Beyond the Black Square: Social Media’s Influence on Black Lives Matter
As the Black Lives Matter movement gains increased momentum across the country, few Dartmouth students have kept silent. Social media has become a powerful player in the movement as a tool both to educate and organize.
Olivia Audsley ’21 mostly uses social media to share and consume resources, whether those are infographics, links to Google Drive folders or full PDFs of books. She said that social media has given her access to a wealth of information that she wouldn’t have been able to afford otherwise.
Audsley said she enjoys Instagram because of its visual emphasis and because it has allowed her to engage with many different artists.
“I think a lot of the time, art isn’t considered a part of the revolution,” she said. “But through Instagram, I’ve been able to see how important art is to the BLM movement.”
In contrast, on Twitter she has been able to find a “great community of academics and intellectuals” that gives the platform a classroom-like feel.
Tola Akinwumi ’21 has also been using social media to create infographics and put out information in a concise, digestible form. She said she appreciates that social media has pushed individuals to look inward and question their own racial biases.
“What I like with this movement right now is that a lot of it is educating each other internally too,” she said. “Whether it’s with intersectionality, or with Black trans women.”
Akinwumi views Instagram as the “educational” side of Black Lives Matter, and considers Twitter to be the “administrative” side, since most petitions and protest details circulate through tweets.
She said she thinks that the movement’s presence on social media has a lot more political verve than in the past, noting that although people have been calling attention to racist social attitudes in the past, this time, the conversation is a lot more targeted and action-oriented.
“People are talking about defunding the police, they’re talking about abolishing prisons, they’re talking about restructuring the system as we know it,” Akinwumi said. “People are making infographics about how we can defund the police in Seattle.”
Akinwumi acknowledges that social media has been somewhat of a double-edged sword for the BLM movement. On the one hand, it has allowed many people’s voices to be heard in a way that’s impossible to ignore, but on the other, it can also be used to superficially signal support for the movement in order to gain social clout.
“Literally every time you go on your timeline, you’re seeing something about BLM,” she said. “You have to engage with the content.”
And yet, Akinwumi worries that people are posting things without putting meaningful action behind their words. She believes that this ultimately trivializes the movement, and minimizes support for Black lives to simply a trend.
Audsley is a little more optimistic, suggesting that there are stages of learning and that people are moving at their own pace.
“My hope is that there’s enough exposure and resource-sharing and education going on that they will move out of that stage and become truly committed to this work,” she said.

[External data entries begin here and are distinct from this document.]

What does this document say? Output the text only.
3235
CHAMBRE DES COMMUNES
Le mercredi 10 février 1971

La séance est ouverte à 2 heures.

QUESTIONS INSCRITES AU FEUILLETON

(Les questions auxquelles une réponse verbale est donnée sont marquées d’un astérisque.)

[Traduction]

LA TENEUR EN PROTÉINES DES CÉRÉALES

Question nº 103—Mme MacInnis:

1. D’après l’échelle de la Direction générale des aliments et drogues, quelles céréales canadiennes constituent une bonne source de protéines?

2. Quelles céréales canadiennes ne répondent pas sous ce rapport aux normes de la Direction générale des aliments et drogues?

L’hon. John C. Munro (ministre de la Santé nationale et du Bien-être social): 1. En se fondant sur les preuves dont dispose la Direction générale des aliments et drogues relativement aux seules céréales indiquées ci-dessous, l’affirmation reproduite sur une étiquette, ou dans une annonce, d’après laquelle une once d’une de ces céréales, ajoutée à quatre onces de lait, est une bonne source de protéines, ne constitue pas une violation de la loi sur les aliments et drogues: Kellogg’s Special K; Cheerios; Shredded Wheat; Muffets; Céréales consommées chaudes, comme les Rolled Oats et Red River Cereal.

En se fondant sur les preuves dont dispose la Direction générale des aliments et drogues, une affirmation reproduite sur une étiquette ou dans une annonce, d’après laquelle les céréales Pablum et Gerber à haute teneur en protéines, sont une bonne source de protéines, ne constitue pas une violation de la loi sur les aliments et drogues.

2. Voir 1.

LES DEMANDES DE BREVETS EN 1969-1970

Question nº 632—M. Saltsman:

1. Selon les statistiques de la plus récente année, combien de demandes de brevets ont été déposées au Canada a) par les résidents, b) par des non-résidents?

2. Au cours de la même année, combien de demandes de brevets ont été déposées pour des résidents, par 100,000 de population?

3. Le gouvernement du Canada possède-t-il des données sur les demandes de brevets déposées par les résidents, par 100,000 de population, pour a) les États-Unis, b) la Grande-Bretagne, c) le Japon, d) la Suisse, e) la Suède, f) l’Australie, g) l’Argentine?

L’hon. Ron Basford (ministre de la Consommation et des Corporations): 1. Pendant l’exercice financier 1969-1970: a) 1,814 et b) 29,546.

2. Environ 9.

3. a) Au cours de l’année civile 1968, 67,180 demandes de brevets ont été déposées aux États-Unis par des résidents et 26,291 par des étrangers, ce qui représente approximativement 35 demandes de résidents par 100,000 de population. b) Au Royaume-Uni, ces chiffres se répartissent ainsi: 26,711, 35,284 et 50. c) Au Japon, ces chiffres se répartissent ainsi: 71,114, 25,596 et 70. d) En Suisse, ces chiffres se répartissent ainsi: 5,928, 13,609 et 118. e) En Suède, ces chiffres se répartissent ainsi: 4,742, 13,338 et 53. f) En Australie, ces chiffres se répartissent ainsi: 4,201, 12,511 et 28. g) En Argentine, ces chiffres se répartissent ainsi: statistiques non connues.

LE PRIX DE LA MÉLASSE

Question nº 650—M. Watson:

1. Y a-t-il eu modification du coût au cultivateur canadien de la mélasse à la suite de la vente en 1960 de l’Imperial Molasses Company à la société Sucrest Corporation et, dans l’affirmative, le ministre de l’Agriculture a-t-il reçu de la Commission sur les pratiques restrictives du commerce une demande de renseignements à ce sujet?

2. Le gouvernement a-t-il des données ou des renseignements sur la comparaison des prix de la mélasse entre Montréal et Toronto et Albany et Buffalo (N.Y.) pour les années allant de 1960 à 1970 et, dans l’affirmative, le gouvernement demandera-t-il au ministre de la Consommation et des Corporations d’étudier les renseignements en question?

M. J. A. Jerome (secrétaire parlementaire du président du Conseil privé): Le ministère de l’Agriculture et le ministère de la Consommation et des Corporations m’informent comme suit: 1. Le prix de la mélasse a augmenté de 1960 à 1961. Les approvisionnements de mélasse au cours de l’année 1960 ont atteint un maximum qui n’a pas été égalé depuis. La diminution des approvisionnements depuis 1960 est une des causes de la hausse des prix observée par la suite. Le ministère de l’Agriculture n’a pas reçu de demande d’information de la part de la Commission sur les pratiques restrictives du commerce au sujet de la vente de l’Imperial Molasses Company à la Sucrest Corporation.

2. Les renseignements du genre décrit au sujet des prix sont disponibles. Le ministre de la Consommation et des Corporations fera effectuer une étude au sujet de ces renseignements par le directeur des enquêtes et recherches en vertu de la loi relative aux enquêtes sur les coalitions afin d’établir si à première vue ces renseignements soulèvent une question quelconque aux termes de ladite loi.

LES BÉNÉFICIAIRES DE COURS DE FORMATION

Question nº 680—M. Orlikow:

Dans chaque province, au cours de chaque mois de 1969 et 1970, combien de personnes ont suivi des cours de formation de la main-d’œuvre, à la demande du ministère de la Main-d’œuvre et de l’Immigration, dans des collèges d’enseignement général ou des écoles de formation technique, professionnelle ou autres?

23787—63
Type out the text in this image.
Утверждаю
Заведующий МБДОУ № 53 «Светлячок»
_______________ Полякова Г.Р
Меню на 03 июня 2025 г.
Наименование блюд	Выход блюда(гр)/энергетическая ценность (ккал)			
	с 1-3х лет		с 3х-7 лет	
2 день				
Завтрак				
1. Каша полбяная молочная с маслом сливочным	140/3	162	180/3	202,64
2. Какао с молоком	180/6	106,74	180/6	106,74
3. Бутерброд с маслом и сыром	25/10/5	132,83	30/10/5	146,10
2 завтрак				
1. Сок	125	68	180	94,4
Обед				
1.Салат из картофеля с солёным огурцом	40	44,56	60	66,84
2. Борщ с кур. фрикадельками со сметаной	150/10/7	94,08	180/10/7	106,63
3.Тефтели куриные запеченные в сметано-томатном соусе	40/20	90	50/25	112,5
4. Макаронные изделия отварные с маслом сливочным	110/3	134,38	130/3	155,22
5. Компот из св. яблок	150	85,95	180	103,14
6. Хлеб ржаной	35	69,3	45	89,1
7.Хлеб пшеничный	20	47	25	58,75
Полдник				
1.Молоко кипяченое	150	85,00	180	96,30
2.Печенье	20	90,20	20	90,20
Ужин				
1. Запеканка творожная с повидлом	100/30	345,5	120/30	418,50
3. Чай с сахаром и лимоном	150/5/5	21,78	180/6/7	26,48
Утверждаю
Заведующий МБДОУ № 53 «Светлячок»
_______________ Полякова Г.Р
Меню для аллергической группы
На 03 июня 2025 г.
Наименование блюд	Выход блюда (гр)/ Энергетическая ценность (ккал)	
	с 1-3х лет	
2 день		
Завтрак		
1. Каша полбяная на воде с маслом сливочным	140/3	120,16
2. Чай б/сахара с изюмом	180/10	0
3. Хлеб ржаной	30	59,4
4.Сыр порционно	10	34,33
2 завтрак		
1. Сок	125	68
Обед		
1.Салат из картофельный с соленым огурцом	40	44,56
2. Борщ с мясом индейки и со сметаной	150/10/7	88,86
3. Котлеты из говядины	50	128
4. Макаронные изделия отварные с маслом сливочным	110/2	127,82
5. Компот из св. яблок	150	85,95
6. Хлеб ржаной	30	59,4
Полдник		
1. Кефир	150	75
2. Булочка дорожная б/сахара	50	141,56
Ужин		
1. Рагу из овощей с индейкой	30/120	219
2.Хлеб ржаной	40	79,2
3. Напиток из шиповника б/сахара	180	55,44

Audsley said she believes that the role of social media in Black Lives Matter has been largely positive. Even though platforms like Instagram and Twitter tend to draw a younger crowd, Audsley mentioned that a Facebook post she came across prompted her to have a deep conversation about race with her parents.
Audsley further shared that among the social media accounts that she follows, Black Lives Matter views tend to dominate, while mainstream news channels seem to be more protective of police. She said that the narrative is going to be biased either way.
Similarly, Akinwumi observed that the depiction of the protests on mainstream media skews toward incidents of looting, which doesn’t provide a holistic picture of the protests. She sensed that there’s an undertone suggesting that Black Lives Matter is a violent or malicious movement.
Aika Riguera ’21 said that on social media, in contrast to the news, opinions are more equally accessible. She acknowledged that there’s a limit to what social media can accomplish and cautions that it shouldn’t be a substitute for activism. Still, the platforms provide individuals with the opportunity to express their voices and connect with others.
“I use Instagram to follow people [who have] different backgrounds or ways of moving through the world,” Riguera said. “[Social media’s] greatest strength is in allowing people a space to present themselves however they choose.”
Riguera said she believes that exposure to a wide range of identities is useful in spreading awareness about various experiences and elevating voices that are not usually heard.
“People can be their full selves and share their identities and lives,” Riguera said. “In a stratified society, that’s really humanizing.”